No entanto, Rosa estava longe e as cartas demoravam a chegar ou se extraviavam, o que dificultava bastante o bom andamento dos trabalhos. E é nesse momento que entra Mário Calábria, a essa altura Cônsul em Munique. Esse personagem, nas palavras de Guimarães Rosa em uma de suas cartas, estabelece uma “colaboração inestimável, valiosíssima”. Muitas vezes Curt Meyer-Clason e Mário Calábria conseguem resolver problemas semânticos, sintáticos ou ortográficos que empacavam a tradução, tirando, assim, o peso do trabalho que Guimarães Rosa teria. Em certo momento, a amizade e as trocas desse trio são tão fortes que Guimarães Rosa se dá conta da coincidência de que seus dois amigos envolvidos no trabalho de tradução de suas obras tinham ambos MC no nome, conforme GR afirma em carta datada de 14 de fevereiro de 1964.

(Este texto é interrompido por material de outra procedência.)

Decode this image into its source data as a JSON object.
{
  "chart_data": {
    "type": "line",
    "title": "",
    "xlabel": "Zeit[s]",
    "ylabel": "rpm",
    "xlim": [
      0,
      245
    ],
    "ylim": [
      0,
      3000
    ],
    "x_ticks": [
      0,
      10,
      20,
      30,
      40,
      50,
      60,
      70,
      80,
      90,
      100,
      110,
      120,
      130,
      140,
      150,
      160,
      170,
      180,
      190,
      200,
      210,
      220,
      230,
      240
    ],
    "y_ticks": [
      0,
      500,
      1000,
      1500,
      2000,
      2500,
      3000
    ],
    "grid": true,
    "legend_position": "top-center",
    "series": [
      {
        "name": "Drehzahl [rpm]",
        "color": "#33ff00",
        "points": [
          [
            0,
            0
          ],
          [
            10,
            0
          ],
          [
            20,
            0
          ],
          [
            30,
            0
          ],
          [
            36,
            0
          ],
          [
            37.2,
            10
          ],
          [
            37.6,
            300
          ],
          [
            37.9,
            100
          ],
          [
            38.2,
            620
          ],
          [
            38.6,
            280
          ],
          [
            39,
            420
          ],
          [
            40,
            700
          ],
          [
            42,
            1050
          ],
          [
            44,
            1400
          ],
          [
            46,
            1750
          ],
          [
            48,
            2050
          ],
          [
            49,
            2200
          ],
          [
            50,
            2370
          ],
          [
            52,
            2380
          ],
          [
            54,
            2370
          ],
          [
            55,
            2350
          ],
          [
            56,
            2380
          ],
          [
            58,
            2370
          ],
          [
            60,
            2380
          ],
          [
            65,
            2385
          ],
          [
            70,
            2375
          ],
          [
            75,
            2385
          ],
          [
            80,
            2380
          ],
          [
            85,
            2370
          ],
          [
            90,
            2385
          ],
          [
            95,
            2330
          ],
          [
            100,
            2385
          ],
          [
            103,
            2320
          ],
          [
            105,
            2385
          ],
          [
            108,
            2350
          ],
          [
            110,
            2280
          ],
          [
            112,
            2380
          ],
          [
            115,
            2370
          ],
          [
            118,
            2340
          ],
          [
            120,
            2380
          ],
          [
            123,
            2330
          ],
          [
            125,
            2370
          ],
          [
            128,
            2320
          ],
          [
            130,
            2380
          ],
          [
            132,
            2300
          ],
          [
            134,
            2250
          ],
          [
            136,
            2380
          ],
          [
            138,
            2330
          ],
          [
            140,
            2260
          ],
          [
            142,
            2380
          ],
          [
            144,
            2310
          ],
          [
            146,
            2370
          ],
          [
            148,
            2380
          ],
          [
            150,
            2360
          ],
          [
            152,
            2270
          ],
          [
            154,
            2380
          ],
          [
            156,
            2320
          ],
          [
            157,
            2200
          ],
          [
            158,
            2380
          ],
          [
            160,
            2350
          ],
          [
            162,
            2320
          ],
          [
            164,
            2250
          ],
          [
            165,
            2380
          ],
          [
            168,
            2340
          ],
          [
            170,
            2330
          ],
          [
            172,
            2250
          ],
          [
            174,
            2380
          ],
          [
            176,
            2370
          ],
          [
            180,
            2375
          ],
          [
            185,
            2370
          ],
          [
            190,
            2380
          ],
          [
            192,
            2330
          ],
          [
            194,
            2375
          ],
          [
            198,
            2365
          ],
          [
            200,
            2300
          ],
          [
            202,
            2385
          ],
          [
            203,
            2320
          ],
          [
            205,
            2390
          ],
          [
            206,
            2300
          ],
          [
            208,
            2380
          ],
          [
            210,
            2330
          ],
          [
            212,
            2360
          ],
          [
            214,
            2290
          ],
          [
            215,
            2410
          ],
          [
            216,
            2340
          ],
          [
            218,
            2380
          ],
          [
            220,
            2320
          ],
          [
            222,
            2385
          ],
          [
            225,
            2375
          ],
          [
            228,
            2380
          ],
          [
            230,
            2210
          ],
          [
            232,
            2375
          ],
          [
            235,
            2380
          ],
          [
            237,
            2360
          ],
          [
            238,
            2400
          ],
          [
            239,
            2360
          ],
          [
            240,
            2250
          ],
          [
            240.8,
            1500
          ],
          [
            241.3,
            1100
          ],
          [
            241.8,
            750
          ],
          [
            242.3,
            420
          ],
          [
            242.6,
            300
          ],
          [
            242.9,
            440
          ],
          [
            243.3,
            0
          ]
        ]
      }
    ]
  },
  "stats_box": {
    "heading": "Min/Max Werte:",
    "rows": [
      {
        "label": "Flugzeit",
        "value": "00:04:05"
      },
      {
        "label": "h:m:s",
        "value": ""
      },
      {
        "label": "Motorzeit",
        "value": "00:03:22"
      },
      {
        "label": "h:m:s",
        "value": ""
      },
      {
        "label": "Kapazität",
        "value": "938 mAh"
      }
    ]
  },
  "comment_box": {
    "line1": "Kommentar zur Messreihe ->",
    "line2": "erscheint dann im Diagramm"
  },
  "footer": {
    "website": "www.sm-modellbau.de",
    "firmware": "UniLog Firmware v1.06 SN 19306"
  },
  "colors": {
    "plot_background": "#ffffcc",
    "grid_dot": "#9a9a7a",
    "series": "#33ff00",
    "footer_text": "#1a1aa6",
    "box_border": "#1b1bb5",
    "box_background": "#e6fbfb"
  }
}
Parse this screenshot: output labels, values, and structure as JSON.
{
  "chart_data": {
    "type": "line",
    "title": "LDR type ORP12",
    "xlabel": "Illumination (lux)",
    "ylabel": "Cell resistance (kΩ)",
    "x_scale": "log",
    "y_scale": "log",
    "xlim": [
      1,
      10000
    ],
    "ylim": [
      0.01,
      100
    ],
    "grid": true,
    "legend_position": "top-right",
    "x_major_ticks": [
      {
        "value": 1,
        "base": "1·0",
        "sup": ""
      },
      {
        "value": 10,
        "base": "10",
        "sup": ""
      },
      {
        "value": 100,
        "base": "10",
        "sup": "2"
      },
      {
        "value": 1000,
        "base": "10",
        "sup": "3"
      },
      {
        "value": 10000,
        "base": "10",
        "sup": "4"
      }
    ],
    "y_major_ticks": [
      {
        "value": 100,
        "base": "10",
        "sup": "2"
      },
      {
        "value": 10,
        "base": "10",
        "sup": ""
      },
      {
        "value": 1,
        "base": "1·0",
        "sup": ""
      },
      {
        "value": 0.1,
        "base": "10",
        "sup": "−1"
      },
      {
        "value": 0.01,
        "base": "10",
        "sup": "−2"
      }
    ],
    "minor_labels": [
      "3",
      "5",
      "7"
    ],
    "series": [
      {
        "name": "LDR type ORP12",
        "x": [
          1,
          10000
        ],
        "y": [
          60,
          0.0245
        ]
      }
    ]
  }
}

O resultado desse trabalho intenso, mas também com momentos de tensão causada pela distância entre Curt e Rosa, amenizada pela proximidade de Mário Calábria, além de eventuais problemas com os editores, pode ser visto no belo livro que reuniu a correspondência entre esses dois personagens: João Guimarães Rosa: correspondência com seu tradutor alemão Curt Meyer-Clason, 2003). Embora não tenhamos aí nenhum texto de Mário Calábria, em vários momentos Rosa e Curt ressaltam a contribuição desse personagem, pois, a julgar pelas várias menções a ele nas cartas de ambos os missivistas, ele teve um papel essencial em desvelar para Meyer-Clason muitas referências do Grande sertão: veredas no processo de tradução.

Guimarães Rosa, como é de conhecimento amplo, faleceu em 18 de novembro de 1967, logo depois de tomar posse na Academia Brasileira de Letras (como ele temia, aliás). Por coincidência, Curt Meyer-Clason e Mário Calábria faleceram no mesmo ano, 2012. O resultado do belo trabalho dos três, no entanto, está à disposição dos leitores interessados nos livros citados aqui. A versão do Grande sertão: veredas em alemão fica reservada àqueles que dominam o idioma.

E, assim, nesse desenredo, marcado pela amizade, pela literatura e pelas intensas trocas culturais, esses três percursos se entrelaçam, para o prazer dos leitores do grande escritor Guimarães Rosa!


*José Alonso Tôrres Freire é professor da UFMS - Campus de Aquidauana.